NPR has a piece on Washington State, where the statewide minimum wage, at $9.04 an hour, is the highest in the country:
There's even a theory that the state minimum wage — which is counted separately from tips — might explain the understaffing and lousy service at some Seattle restaurants. It's Economy 101: The more you raise the price of something — employment, in this case — the less of it there'll be.
"I don't think there's any sensible economist who thinks you could double the minimum wage and not throw a lot of people out of work," says David Neumark, director of the Center for Economics and Public Policy at University of California, Irvine. There is a debate, he says, over the effect of incremental raises for the small group of largely unskilled workers who earn the minimum wage.
"The consensus from a lot of studies I've surveyed — including my own — says that a 10 percent increase in the minimum reduces employment of those very low-skilled groups by about 1 to 2 percent," he says.
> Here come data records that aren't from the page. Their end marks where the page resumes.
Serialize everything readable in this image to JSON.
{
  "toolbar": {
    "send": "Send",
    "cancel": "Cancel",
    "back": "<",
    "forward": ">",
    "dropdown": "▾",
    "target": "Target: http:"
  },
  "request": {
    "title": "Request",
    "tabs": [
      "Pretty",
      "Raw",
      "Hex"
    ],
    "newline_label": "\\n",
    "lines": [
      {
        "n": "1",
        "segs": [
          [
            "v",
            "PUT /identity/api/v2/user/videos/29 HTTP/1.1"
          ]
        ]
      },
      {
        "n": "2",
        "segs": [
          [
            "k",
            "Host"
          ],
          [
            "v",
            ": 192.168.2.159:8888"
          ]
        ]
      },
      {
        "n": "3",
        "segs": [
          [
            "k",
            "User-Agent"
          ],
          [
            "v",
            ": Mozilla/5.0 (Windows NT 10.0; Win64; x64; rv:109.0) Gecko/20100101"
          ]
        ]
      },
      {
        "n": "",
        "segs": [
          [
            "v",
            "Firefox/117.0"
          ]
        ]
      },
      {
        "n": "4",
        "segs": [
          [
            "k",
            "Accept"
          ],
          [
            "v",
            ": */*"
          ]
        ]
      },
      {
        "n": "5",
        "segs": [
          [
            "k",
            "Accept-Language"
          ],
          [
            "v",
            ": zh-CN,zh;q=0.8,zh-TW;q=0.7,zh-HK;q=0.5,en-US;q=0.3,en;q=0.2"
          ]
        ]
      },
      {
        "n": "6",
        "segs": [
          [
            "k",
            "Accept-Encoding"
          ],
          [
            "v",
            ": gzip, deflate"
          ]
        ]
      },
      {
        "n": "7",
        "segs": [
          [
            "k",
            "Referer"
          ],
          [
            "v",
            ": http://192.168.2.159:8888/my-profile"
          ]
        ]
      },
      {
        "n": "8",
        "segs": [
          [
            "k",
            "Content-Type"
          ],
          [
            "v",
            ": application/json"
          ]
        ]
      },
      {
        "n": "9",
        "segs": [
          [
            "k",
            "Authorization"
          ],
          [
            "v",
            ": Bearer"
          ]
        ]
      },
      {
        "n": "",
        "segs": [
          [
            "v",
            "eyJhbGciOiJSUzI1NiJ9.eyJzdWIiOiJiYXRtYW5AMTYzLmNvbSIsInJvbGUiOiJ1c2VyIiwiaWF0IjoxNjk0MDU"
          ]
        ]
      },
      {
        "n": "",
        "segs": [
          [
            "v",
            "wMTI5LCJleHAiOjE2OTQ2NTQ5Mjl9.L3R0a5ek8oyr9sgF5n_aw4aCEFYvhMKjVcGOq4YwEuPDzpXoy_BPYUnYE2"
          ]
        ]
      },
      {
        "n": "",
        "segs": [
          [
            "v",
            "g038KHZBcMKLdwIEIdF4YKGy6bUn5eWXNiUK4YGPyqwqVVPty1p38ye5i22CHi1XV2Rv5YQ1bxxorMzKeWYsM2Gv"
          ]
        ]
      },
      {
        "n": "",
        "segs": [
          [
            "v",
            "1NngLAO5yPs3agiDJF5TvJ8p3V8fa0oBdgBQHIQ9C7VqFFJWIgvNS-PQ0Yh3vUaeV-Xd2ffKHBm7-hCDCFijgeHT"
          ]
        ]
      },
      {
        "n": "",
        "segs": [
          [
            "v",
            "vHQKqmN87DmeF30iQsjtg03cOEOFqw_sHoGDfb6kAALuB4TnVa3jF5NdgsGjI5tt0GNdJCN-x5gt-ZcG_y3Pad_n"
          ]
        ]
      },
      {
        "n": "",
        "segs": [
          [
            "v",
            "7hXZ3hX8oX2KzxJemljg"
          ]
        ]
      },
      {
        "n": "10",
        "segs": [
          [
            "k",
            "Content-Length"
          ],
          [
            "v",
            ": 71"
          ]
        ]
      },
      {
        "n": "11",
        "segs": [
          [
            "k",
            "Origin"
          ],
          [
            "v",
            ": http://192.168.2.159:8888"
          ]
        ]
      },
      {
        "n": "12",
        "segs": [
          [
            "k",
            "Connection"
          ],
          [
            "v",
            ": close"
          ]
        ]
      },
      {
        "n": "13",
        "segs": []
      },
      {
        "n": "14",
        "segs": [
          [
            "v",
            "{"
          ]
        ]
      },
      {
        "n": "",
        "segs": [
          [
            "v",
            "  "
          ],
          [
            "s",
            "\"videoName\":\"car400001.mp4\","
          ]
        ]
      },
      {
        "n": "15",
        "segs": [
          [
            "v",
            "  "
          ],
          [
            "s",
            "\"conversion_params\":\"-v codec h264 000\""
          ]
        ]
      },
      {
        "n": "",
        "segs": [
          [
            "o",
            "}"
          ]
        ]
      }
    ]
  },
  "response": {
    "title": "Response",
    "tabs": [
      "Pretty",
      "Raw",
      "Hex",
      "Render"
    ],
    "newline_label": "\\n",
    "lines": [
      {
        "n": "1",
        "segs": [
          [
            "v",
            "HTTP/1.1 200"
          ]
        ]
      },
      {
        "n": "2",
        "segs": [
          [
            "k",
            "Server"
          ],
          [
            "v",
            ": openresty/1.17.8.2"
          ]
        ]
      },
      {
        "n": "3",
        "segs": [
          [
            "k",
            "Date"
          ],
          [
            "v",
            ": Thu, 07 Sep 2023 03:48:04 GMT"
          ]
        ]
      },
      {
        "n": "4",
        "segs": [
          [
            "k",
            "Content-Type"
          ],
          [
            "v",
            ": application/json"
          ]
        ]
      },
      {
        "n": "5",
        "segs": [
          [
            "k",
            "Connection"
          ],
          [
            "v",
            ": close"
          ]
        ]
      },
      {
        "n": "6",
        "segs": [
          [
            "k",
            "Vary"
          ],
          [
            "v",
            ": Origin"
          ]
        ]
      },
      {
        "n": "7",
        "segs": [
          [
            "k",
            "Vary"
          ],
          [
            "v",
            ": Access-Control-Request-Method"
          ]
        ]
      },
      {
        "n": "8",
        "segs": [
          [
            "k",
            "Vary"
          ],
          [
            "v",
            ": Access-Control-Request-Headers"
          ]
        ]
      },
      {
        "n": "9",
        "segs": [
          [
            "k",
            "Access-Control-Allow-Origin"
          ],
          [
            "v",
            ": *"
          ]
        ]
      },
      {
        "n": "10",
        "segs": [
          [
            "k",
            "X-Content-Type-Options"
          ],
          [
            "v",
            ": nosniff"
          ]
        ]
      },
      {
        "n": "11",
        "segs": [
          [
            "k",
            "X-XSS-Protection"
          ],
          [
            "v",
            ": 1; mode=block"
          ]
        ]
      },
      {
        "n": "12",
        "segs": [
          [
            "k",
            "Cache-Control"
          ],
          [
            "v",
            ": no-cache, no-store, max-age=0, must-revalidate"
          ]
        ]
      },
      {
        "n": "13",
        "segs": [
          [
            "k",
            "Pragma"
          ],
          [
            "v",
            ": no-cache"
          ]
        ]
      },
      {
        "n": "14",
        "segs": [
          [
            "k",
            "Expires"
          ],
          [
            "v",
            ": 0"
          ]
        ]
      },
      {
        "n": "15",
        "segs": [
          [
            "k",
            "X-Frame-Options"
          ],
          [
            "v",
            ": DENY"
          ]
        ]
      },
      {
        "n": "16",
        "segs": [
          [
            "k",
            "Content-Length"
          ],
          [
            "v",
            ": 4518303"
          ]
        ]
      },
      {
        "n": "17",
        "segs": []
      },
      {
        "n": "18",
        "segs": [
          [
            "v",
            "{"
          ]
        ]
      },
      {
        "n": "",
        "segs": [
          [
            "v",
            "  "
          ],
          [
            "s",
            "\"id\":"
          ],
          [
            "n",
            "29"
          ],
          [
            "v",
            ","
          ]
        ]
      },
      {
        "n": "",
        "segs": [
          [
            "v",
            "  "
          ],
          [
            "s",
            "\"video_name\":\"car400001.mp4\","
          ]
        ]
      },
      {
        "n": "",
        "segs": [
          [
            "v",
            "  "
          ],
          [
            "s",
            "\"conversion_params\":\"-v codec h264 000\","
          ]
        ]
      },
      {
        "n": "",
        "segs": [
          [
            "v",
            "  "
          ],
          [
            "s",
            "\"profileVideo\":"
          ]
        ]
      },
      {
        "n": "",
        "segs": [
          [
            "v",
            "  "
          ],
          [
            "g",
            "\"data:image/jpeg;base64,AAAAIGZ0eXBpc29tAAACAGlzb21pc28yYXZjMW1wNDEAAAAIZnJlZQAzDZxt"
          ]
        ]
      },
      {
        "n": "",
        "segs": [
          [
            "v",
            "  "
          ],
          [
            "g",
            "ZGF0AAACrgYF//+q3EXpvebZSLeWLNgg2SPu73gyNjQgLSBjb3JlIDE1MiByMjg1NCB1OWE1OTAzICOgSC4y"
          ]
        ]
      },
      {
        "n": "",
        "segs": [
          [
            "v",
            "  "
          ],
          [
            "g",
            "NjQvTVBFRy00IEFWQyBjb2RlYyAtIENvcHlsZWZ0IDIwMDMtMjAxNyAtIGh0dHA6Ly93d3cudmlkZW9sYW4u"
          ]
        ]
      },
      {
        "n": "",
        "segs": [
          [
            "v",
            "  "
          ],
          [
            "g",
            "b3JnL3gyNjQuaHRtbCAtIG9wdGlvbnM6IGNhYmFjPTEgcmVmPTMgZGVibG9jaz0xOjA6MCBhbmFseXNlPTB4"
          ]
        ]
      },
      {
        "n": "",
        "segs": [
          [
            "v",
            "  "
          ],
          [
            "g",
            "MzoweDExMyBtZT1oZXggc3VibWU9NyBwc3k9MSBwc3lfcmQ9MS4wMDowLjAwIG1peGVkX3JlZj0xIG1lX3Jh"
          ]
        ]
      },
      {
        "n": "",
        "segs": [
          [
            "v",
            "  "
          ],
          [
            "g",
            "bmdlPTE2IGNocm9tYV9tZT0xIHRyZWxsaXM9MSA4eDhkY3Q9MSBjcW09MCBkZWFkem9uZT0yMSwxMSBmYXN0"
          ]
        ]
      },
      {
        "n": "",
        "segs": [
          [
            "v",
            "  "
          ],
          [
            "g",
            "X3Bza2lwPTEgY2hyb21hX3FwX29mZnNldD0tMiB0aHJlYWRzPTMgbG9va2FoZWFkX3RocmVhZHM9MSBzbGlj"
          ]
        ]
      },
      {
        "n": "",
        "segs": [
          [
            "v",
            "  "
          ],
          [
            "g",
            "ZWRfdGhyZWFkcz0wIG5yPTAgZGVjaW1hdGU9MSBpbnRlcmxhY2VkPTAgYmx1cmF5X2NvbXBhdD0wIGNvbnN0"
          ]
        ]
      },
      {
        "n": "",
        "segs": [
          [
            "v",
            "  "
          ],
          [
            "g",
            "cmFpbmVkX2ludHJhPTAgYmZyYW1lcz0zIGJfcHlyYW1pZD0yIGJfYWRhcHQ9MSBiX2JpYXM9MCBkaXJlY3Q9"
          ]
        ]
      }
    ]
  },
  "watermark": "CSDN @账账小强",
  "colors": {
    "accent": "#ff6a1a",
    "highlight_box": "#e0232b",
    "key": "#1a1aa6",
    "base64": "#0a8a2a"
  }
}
Also writing about wage regulation is libertarian law professor Richard Epstein, whose focus is on a New York City proposal that "would impose one of two living wage requirements on employers who receive $1 million or more in discretionary financial assistance from New York City. Either pay workers $10-per-hour in wages plus benefits, or pay them $11.50-per-hour without benefits."
Writes Professor Epstein:
When the minimum wage law was equal to $5.15, about 6.6 million individuals earned less than the $7.25 wage level. By 2010, after the wage level was increased, unemployment rates did move sharply upward. Some of today's workers will be lucky enough to ride the living-wage tide upward, but others are likely to be cast aside. ... The imposition of a high minimum living wage will reduce, all other things being equal, the demand for labor.
... the key variable is the gap between the current market wage and the minimum wage. Where that gap is small, the minimum wage law will have a small effect. Where it is larger, it will have a large effect. The most ardent supporters of the minimum wage have to recognize that point, for otherwise they would raise the living wage level to $25, $50, or $100.